A ação e fruto de um Termo de Cooperação firmado entre o Governo, com diversas instituições como o Instituto de Colonização e Reforma Agrária (Incra), Secretaria Estadual de Meio Ambiente (Sema) e Instituto de Terras do Acre (Iteracre), objetivando levar os mais variados serviços aos cidadãos.

Dentre os serviços de maior interesse dos trabalhadores rurais a emissão de títulos deverá beneficiar um total de 139 famílias. As emissões de Declaração de Aptidão ao Pronaf (DAP) e Cadastro Ambiental Rural (CAR) são outros serviços que não são possíveis prever um número preciso de atendimentos.

A coordenação do mutirão estima um atendimento a uma média de 500 pessoas, pois normalmente o produtor é casado, leva a esposa e ainda tem os filhos e demais agregados.
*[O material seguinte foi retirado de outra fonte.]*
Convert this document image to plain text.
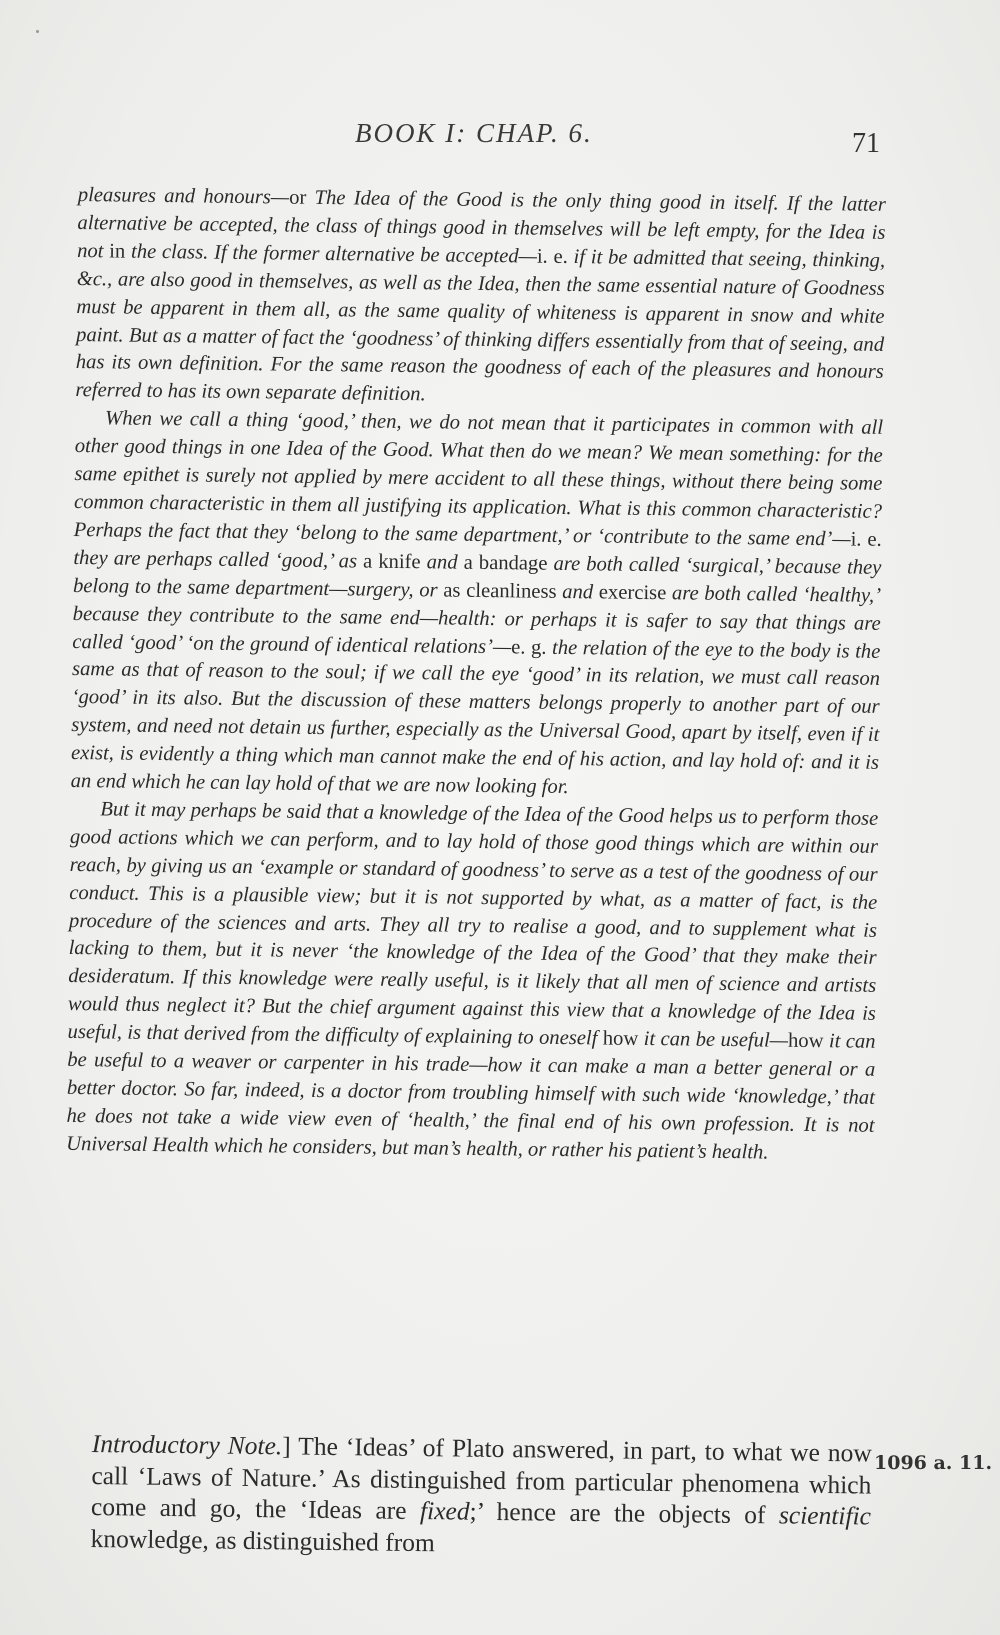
BOOK I: CHAP. 6.	71

pleasures and honours—or The Idea of the Good is the only thing good in itself. If the latter alternative be accepted, the class of things good in themselves will be left empty, for the Idea is not in the class. If the former alternative be accepted—i. e. if it be admitted that seeing, thinking, &c., are also good in themselves, as well as the Idea, then the same essential nature of Goodness must be apparent in them all, as the same quality of whiteness is apparent in snow and white paint. But as a matter of fact the ‘goodness’ of thinking differs essentially from that of seeing, and has its own definition. For the same reason the goodness of each of the pleasures and honours referred to has its own separate definition.

When we call a thing ‘good,’ then, we do not mean that it participates in common with all other good things in one Idea of the Good. What then do we mean? We mean something: for the same epithet is surely not applied by mere accident to all these things, without there being some common characteristic in them all justifying its application. What is this common characteristic? Perhaps the fact that they ‘belong to the same department,’ or ‘contribute to the same end’—i. e. they are perhaps called ‘good,’ as a knife and a bandage are both called ‘surgical,’ because they belong to the same department—surgery, or as cleanliness and exercise are both called ‘healthy,’ because they contribute to the same end—health: or perhaps it is safer to say that things are called ‘good’ ‘on the ground of identical relations’—e. g. the relation of the eye to the body is the same as that of reason to the soul; if we call the eye ‘good’ in its relation, we must call reason ‘good’ in its also. But the discussion of these matters belongs properly to another part of our system, and need not detain us further, especially as the Universal Good, apart by itself, even if it exist, is evidently a thing which man cannot make the end of his action, and lay hold of: and it is an end which he can lay hold of that we are now looking for.

But it may perhaps be said that a knowledge of the Idea of the Good helps us to perform those good actions which we can perform, and to lay hold of those good things which are within our reach, by giving us an ‘example or standard of goodness’ to serve as a test of the goodness of our conduct. This is a plausible view; but it is not supported by what, as a matter of fact, is the procedure of the sciences and arts. They all try to realise a good, and to supplement what is lacking to them, but it is never ‘the knowledge of the Idea of the Good’ that they make their desideratum. If this knowledge were really useful, is it likely that all men of science and artists would thus neglect it? But the chief argument against this view that a knowledge of the Idea is useful, is that derived from the difficulty of explaining to oneself how it can be useful—how it can be useful to a weaver or carpenter in his trade—how it can make a man a better general or a better doctor. So far, indeed, is a doctor from troubling himself with such wide ‘knowledge,’ that he does not take a wide view even of ‘health,’ the final end of his own profession. It is not Universal Health which he considers, but man’s health, or rather his patient’s health.

Introductory Note.] The ‘Ideas’ of Plato answered, in part, to what we now call ‘Laws of Nature.’ As distinguished from particular phenomena which come and go, the ‘Ideas are fixed;’ hence are the objects of scientific knowledge, as distinguished from
1096 a. 11.
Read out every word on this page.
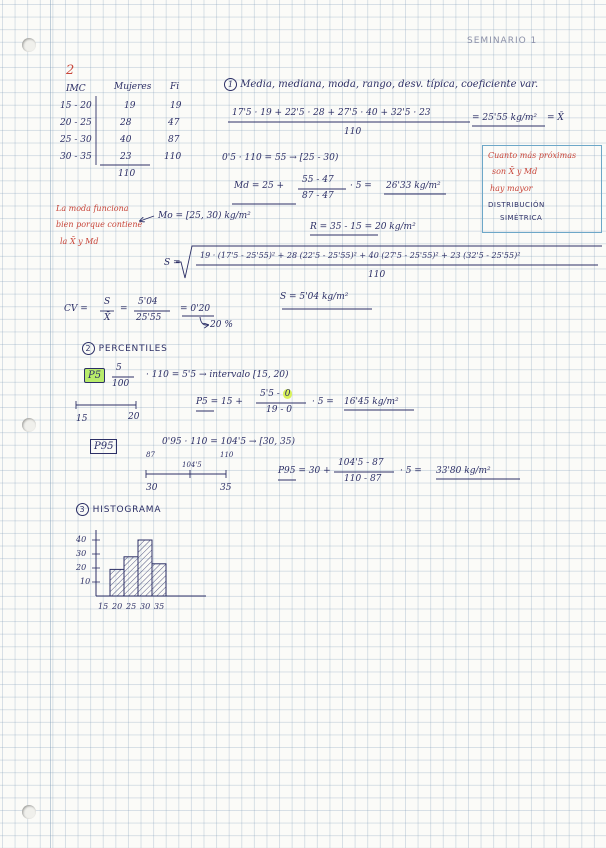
SEMINARIO 1
2
IMC	Mujeres Fi
15 - 20	19	19
20 - 25	28	47
25 - 30	40	87
30 - 35	23	110
110
1 Media, mediana, moda, rango, desv. típica, coeficiente var.
17'5 · 19 + 22'5 · 28 + 27'5 · 40 + 32'5 · 23
110
= 25'55 kg/m² = X̄
0'5 · 110 = 55 → [25 - 30)
Md = 25 +
55 - 47
87 - 47
· 5 = 26'33 kg/m²
La moda funciona
bien porque contiene
la X̄ y Md
Mo = [25, 30) kg/m²
R = 35 - 15 = 20 kg/m²
S =
19 · (17'5 - 25'55)² + 28 (22'5 - 25'55)² + 40 (27'5 - 25'55)² + 23 (32'5 - 25'55)²
110
S = 5'04 kg/m²
CV =
S
X̄
=
5'04
25'55
= 0'20
20 %
Cuanto más próximas
son X̄ y Md
hay mayor
DISTRIBUCIÓN
SIMÉTRICA
2 PERCENTILES
P5
5
100
· 110 = 5'5 → intervalo [15, 20)
15	20
P5 = 15 +
5'5 - 0
19 - 0
· 5 = 16'45 kg/m²
P95	0'95 · 110 = 104'5 → [30, 35)
87	110
104'5
30	35
P95 = 30 +
104'5 - 87
110 - 87
· 5 = 33'80 kg/m²
3 HISTOGRAMA
40
30
20
10
15 20 25 30 35
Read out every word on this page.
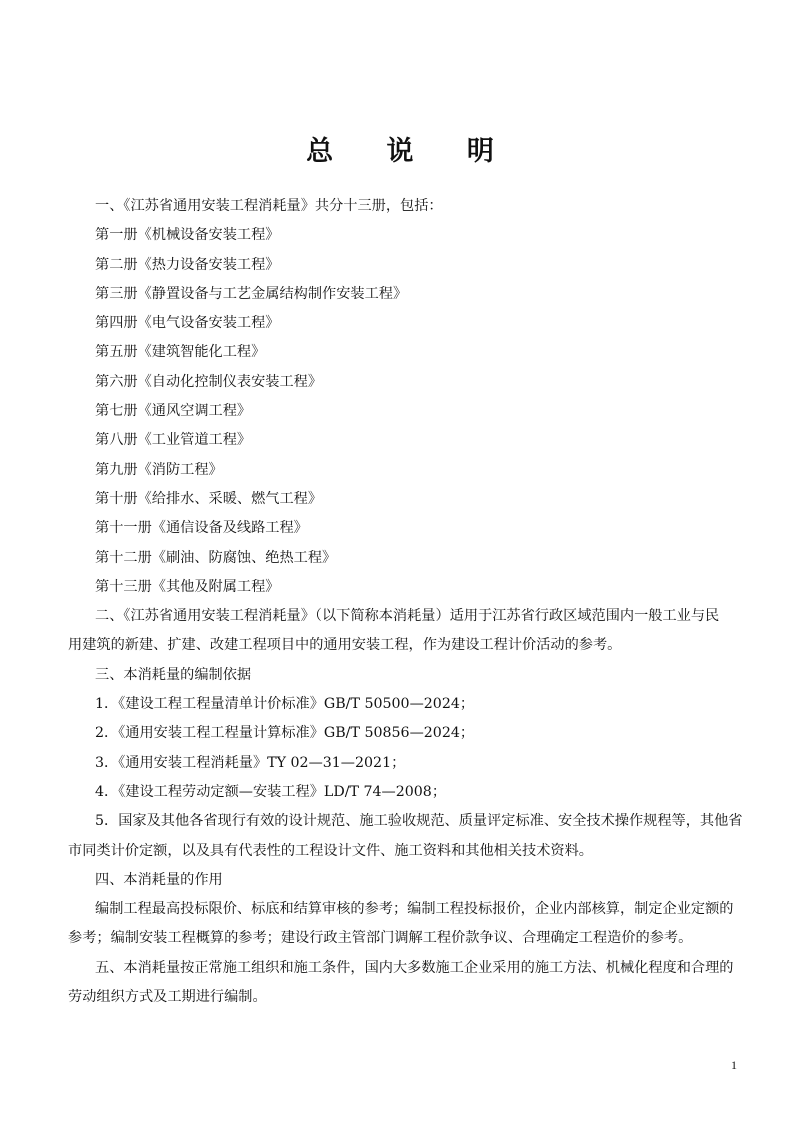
总 说 明

一、《江苏省通用安装工程消耗量》共分十三册，包括：

第一册《机械设备安装工程》

第二册《热力设备安装工程》

第三册《静置设备与工艺金属结构制作安装工程》

第四册《电气设备安装工程》

第五册《建筑智能化工程》

第六册《自动化控制仪表安装工程》

第七册《通风空调工程》

第八册《工业管道工程》

第九册《消防工程》

第十册《给排水、采暖、燃气工程》

第十一册《通信设备及线路工程》

第十二册《刷油、防腐蚀、绝热工程》

第十三册《其他及附属工程》

二、《江苏省通用安装工程消耗量》（以下简称本消耗量）适用于江苏省行政区域范围内一般工业与民

用建筑的新建、扩建、改建工程项目中的通用安装工程，作为建设工程计价活动的参考。

三、本消耗量的编制依据

1．《建设工程工程量清单计价标准》GB/T 50500—2024；

2．《通用安装工程工程量计算标准》GB/T 50856—2024；

3．《通用安装工程消耗量》TY 02—31—2021；

4．《建设工程劳动定额—安装工程》LD/T 74—2008；

5．国家及其他各省现行有效的设计规范、施工验收规范、质量评定标准、安全技术操作规程等，其他省

市同类计价定额，以及具有代表性的工程设计文件、施工资料和其他相关技术资料。

四、本消耗量的作用

编制工程最高投标限价、标底和结算审核的参考；编制工程投标报价，企业内部核算，制定企业定额的

参考；编制安装工程概算的参考；建设行政主管部门调解工程价款争议、合理确定工程造价的参考。

五、本消耗量按正常施工组织和施工条件，国内大多数施工企业采用的施工方法、机械化程度和合理的

劳动组织方式及工期进行编制。

1
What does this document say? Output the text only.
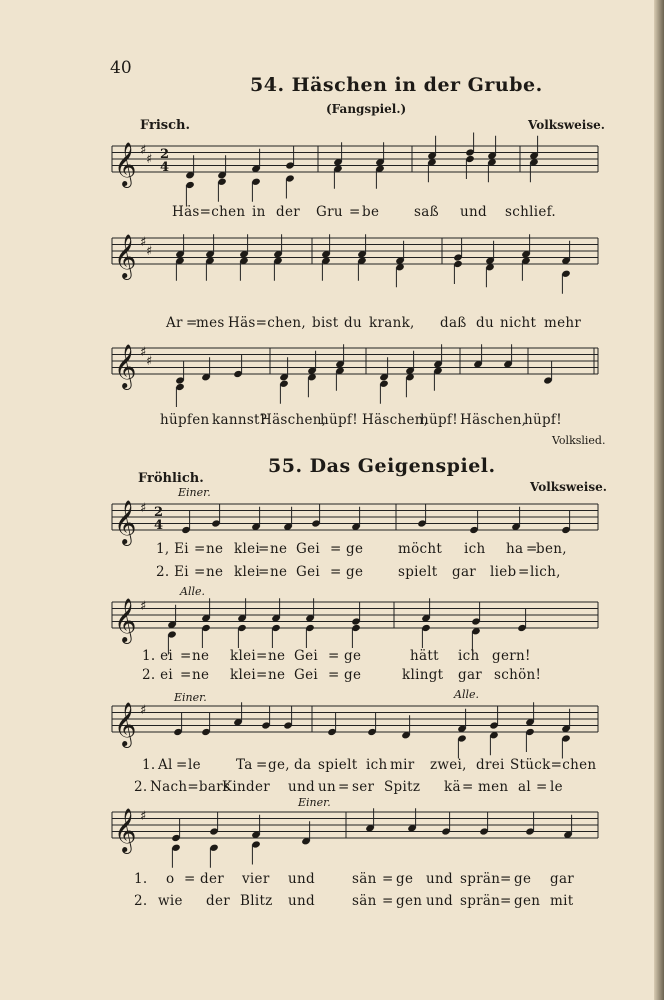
40
54. Häschen in der Grube.
(Fangspiel.)
Frisch.	Volksweise.
𝄞 ♯
♯ 2
4
𝄞 ♯
♯
𝄞 ♯
♯
Häs=chen in der Gru = be	saß und schlief.
Ar =
mes Häs=chen, bist du krank, daß du nicht mehr
hüpfen kannst?
Häschen,
hüpf! Häschen,
hüpf! Häschen,
hüpf!
Volkslied.
55. Das Geigenspiel.
Fröhlich.
Volksweise.
Einer.
𝄞 ♯ 2
4
1, Ei = ne klei
= ne Gei = ge	möcht ich ha =
ben,
2. Ei = ne klei
= ne Gei = ge	spielt gar lieb = lich,
Alle.
𝄞 ♯
1. ei = ne klei = ne Gei = ge	hätt ich gern!
2. ei = ne klei = ne Gei = ge	klingt gar schön!
Einer.	Alle.
𝄞 ♯
1. Al = le	Ta = ge, da spielt ich mir zwei, drei Stück=chen
2. Nach=bars
Kinder und un = ser Spitz kä = men al = le
Einer.
𝄞 ♯
1. o = der vier und	sän = ge und sprän = ge gar
2. wie der Blitz und	sän = gen und sprän = gen mit
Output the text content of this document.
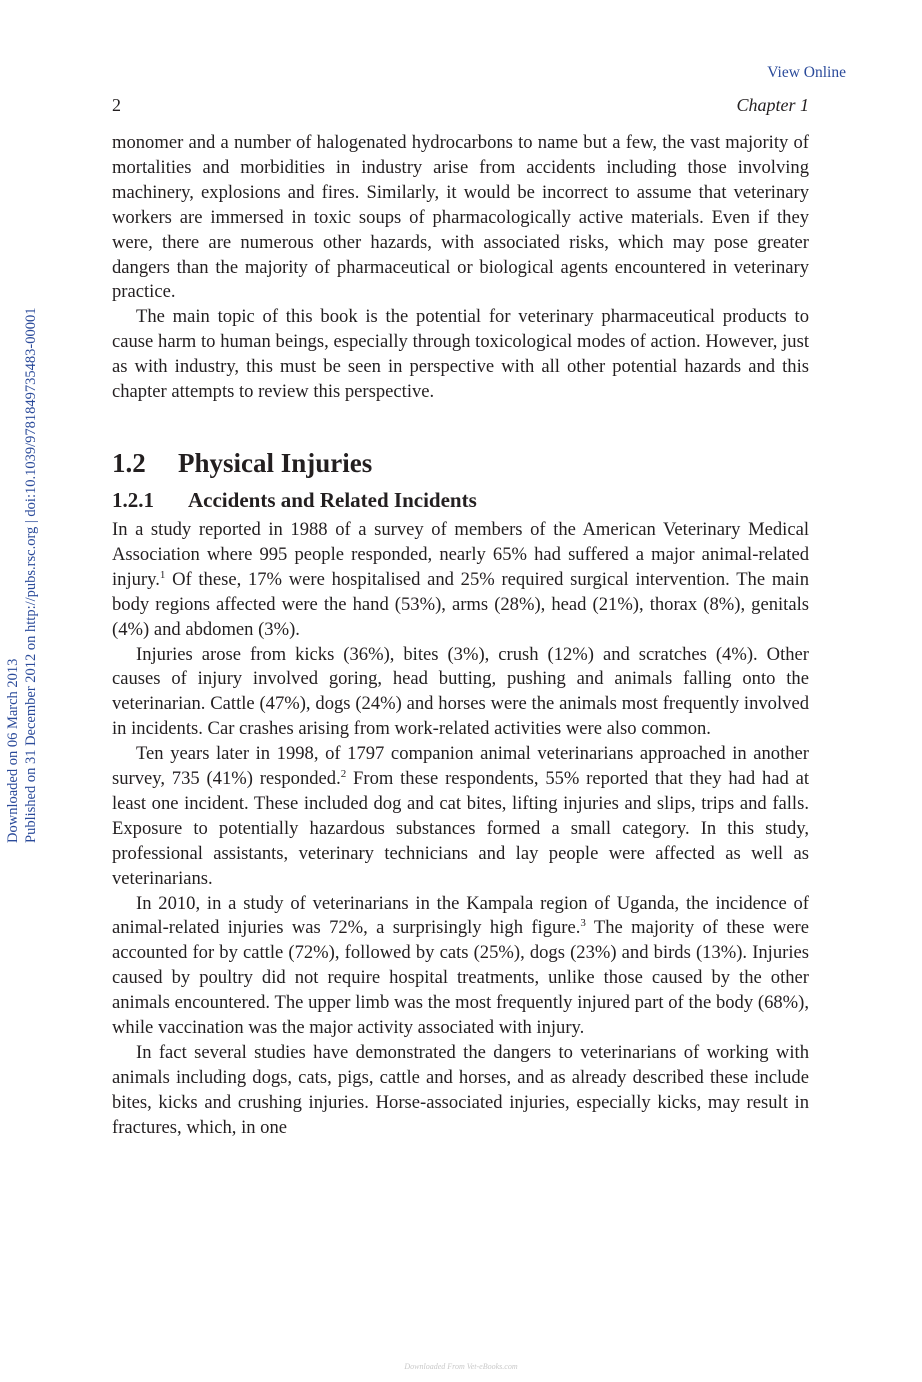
View Online
Downloaded on 06 March 2013 Published on 31 December 2012 on http://pubs.rsc.org | doi:10.1039/9781849735483-00001
2	Chapter 1

monomer and a number of halogenated hydrocarbons to name but a few, the vast majority of mortalities and morbidities in industry arise from accidents including those involving machinery, explosions and fires. Similarly, it would be incorrect to assume that veterinary workers are immersed in toxic soups of pharmacologically active materials. Even if they were, there are numerous other hazards, with associated risks, which may pose greater dangers than the majority of pharmaceutical or biological agents encountered in veterinary practice.

The main topic of this book is the potential for veterinary pharmaceutical products to cause harm to human beings, especially through toxicological modes of action. However, just as with industry, this must be seen in perspective with all other potential hazards and this chapter attempts to review this perspective.

1.2 Physical Injuries
1.2.1 Accidents and Related Incidents

In a study reported in 1988 of a survey of members of the American Veterinary Medical Association where 995 people responded, nearly 65% had suffered a major animal-related injury.$^1$ Of these, 17% were hospitalised and 25% required surgical intervention. The main body regions affected were the hand (53%), arms (28%), head (21%), thorax (8%), genitals (4%) and abdomen (3%).

Injuries arose from kicks (36%), bites (3%), crush (12%) and scratches (4%). Other causes of injury involved goring, head butting, pushing and animals falling onto the veterinarian. Cattle (47%), dogs (24%) and horses were the animals most frequently involved in incidents. Car crashes arising from work-related activities were also common.

Ten years later in 1998, of 1797 companion animal veterinarians approached in another survey, 735 (41%) responded.$^2$ From these respondents, 55% reported that they had had at least one incident. These included dog and cat bites, lifting injuries and slips, trips and falls. Exposure to potentially hazardous substances formed a small category. In this study, professional assistants, veterinary technicians and lay people were affected as well as veterinarians.

In 2010, in a study of veterinarians in the Kampala region of Uganda, the incidence of animal-related injuries was 72%, a surprisingly high figure.$^3$ The majority of these were accounted for by cattle (72%), followed by cats (25%), dogs (23%) and birds (13%). Injuries caused by poultry did not require hospital treatments, unlike those caused by the other animals encountered. The upper limb was the most frequently injured part of the body (68%), while vaccination was the major activity associated with injury.

In fact several studies have demonstrated the dangers to veterinarians of working with animals including dogs, cats, pigs, cattle and horses, and as already described these include bites, kicks and crushing injuries. Horse-associated injuries, especially kicks, may result in fractures, which, in one

Downloaded From Vet-eBooks.com
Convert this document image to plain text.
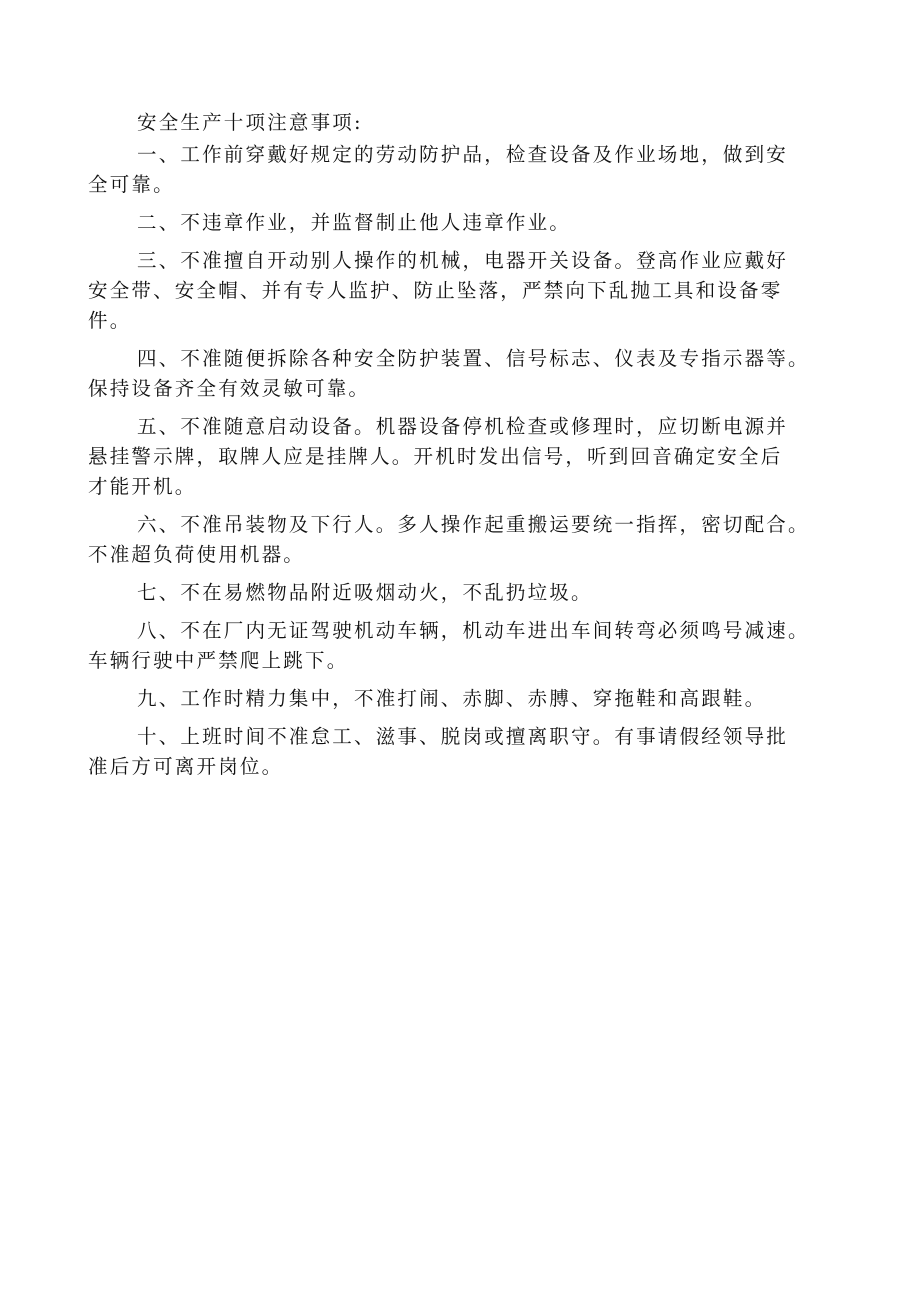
安全生产十项注意事项:

一、工作前穿戴好规定的劳动防护品，检查设备及作业场地，做到安

全可靠。

二、不违章作业，并监督制止他人违章作业。

三、不准擅自开动别人操作的机械，电器开关设备。登高作业应戴好

安全带、安全帽、并有专人监护、防止坠落，严禁向下乱抛工具和设备零

件。

四、不准随便拆除各种安全防护装置、信号标志、仪表及专指示器等。

保持设备齐全有效灵敏可靠。

五、不准随意启动设备。机器设备停机检查或修理时，应切断电源并

悬挂警示牌，取牌人应是挂牌人。开机时发出信号，听到回音确定安全后

才能开机。

六、不准吊装物及下行人。多人操作起重搬运要统一指挥，密切配合。

不准超负荷使用机器。

七、不在易燃物品附近吸烟动火，不乱扔垃圾。

八、不在厂内无证驾驶机动车辆，机动车进出车间转弯必须鸣号减速。

车辆行驶中严禁爬上跳下。

九、工作时精力集中，不准打闹、赤脚、赤膊、穿拖鞋和高跟鞋。

十、上班时间不准怠工、滋事、脱岗或擅离职守。有事请假经领导批

准后方可离开岗位。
Assim, também será ofertado ações em saúde como a vacinação para que a oferta de serviços seja eficaz e diversificada.

O trabalhador rural Edelson de Assis, morador do ramal Capixaba, lembrou a morosidade de gestões anteriores em agilizar e entrega dos títulos, destacando que muitos assentados morreram sem realizar o sonho de receber o documento de propriedade de suas terras.

“É com imensa gratidão que receberemos nossos títulos e cheios de esperanças num governo que mal começou e já mostra a que veio”, completou.

Paulo Wadt, secretário de Estado de Produção e Agronegócio destacou que os investimentos em melhorias de ramais e concessões de títulos da terra são os dois grandes alicerces do plano de governo Gladson Cameli, por se tratar de principais anseios dos trabalhadores rurais.

“Sem dúvida a regularização fundiária é o maior anseio, com pedido de informações e relatos dramáticas a respeito de uma vida toda de espera. Portanto, a ação do governo vai priorizar o atendimento a essa demanda”, assegurou.